12. The method according to claim 11, wherein said tool includes an enlarged head, and said pressure is applied by striking the enlarged head with an object.

13. The method according to claim 11, wherein said tool includes an enlarged head, and said pressure is applied by striking the enlarged head with a hammer.

14. The method according to claim 11, wherein said valve guide includes struts connecting the upper valve guide and the lower valve seat, and wherein said tool is configured to engage the valve stem in an area defined by said upper valve guide, said struts and said lower valve seat.

15. The method according to claim 1, further comprising providing said tool with an overall length in the range of ten inches to sixteen inches.

16. The method according to claim 1, further comprising providing said bifurcated foot as planar, and providing an acute angle between a longitudinal axis of the tool and a plane containing the bifurcated foot of the tool.

17. The method according to claim 9, wherein said angle is in the range of 50 degrees to 80 degrees.

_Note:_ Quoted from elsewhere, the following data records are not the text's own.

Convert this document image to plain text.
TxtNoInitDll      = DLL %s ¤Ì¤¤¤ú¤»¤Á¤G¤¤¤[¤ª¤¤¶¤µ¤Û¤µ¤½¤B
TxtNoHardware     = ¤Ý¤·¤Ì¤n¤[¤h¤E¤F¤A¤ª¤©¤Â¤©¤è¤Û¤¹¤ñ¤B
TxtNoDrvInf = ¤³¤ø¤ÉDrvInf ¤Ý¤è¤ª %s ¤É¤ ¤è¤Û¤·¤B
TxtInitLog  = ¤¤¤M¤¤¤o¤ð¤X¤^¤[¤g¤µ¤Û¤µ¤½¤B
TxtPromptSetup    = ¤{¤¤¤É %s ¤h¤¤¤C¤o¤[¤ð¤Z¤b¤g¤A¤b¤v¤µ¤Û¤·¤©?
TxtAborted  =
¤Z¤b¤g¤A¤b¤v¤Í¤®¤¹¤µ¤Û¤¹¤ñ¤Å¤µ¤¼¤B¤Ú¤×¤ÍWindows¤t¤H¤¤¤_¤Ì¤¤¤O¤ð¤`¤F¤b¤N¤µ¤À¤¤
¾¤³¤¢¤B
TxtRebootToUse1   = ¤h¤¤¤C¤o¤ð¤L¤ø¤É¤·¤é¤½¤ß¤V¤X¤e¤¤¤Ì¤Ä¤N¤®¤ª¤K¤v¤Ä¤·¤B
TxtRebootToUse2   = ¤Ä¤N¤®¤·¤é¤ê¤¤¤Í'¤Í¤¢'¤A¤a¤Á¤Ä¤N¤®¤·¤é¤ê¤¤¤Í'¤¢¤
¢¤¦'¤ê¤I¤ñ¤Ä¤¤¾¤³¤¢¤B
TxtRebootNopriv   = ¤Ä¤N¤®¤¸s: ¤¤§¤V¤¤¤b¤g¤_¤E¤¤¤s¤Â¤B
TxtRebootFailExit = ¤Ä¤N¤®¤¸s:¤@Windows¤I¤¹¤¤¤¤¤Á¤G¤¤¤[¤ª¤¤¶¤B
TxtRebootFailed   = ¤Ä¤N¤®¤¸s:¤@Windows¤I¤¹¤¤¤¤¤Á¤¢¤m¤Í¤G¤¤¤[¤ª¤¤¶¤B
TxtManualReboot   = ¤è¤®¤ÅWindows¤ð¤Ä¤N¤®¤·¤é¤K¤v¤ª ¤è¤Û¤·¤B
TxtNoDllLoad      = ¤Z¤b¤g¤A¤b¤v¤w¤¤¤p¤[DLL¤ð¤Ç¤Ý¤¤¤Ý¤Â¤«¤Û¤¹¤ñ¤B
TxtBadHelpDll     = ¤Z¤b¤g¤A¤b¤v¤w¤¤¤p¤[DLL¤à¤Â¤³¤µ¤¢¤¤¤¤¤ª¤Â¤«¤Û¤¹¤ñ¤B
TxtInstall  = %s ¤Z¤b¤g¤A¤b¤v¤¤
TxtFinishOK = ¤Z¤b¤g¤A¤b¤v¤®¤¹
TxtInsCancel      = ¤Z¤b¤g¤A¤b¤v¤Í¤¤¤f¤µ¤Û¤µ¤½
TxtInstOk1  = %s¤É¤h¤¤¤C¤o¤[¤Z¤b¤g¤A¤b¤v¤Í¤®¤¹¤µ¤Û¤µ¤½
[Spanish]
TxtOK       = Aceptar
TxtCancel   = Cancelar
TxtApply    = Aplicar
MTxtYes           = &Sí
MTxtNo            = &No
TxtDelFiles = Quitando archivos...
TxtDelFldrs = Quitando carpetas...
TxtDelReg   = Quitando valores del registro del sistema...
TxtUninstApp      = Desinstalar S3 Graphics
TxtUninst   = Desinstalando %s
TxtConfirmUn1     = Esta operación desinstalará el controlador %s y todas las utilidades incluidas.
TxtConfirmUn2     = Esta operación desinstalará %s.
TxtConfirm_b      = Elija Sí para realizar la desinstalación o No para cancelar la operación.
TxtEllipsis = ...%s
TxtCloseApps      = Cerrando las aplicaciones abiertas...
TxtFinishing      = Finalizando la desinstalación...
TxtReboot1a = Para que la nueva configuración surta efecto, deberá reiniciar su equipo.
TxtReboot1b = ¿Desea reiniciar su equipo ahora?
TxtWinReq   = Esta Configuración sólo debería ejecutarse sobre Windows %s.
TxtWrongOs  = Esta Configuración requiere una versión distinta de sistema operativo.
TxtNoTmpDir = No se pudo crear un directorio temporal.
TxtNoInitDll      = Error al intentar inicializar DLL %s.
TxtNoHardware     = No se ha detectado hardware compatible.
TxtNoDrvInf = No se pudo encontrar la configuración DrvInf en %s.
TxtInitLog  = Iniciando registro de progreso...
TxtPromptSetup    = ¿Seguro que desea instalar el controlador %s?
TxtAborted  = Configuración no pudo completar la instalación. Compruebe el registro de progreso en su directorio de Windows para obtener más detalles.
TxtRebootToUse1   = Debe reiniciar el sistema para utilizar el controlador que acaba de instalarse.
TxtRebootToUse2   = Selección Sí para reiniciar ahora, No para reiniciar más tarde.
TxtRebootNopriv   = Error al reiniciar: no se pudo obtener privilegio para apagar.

18. A valve tool comprising: an elongated shaft, an enlarged head located at one end of the elongated shaft, and a bifurcated foot located at the opposite end of the elongated shaft.

19. The valve tool of claim 18, wherein said valve tool is at least 10 inches in length and less than 16 inches in length.

20. The valve tool of claim 18, wherein said bifurcated foot is planar, and there is an acute angle between a longitudinal axis of the tool and a plane containing the bifurcated foot of the tool.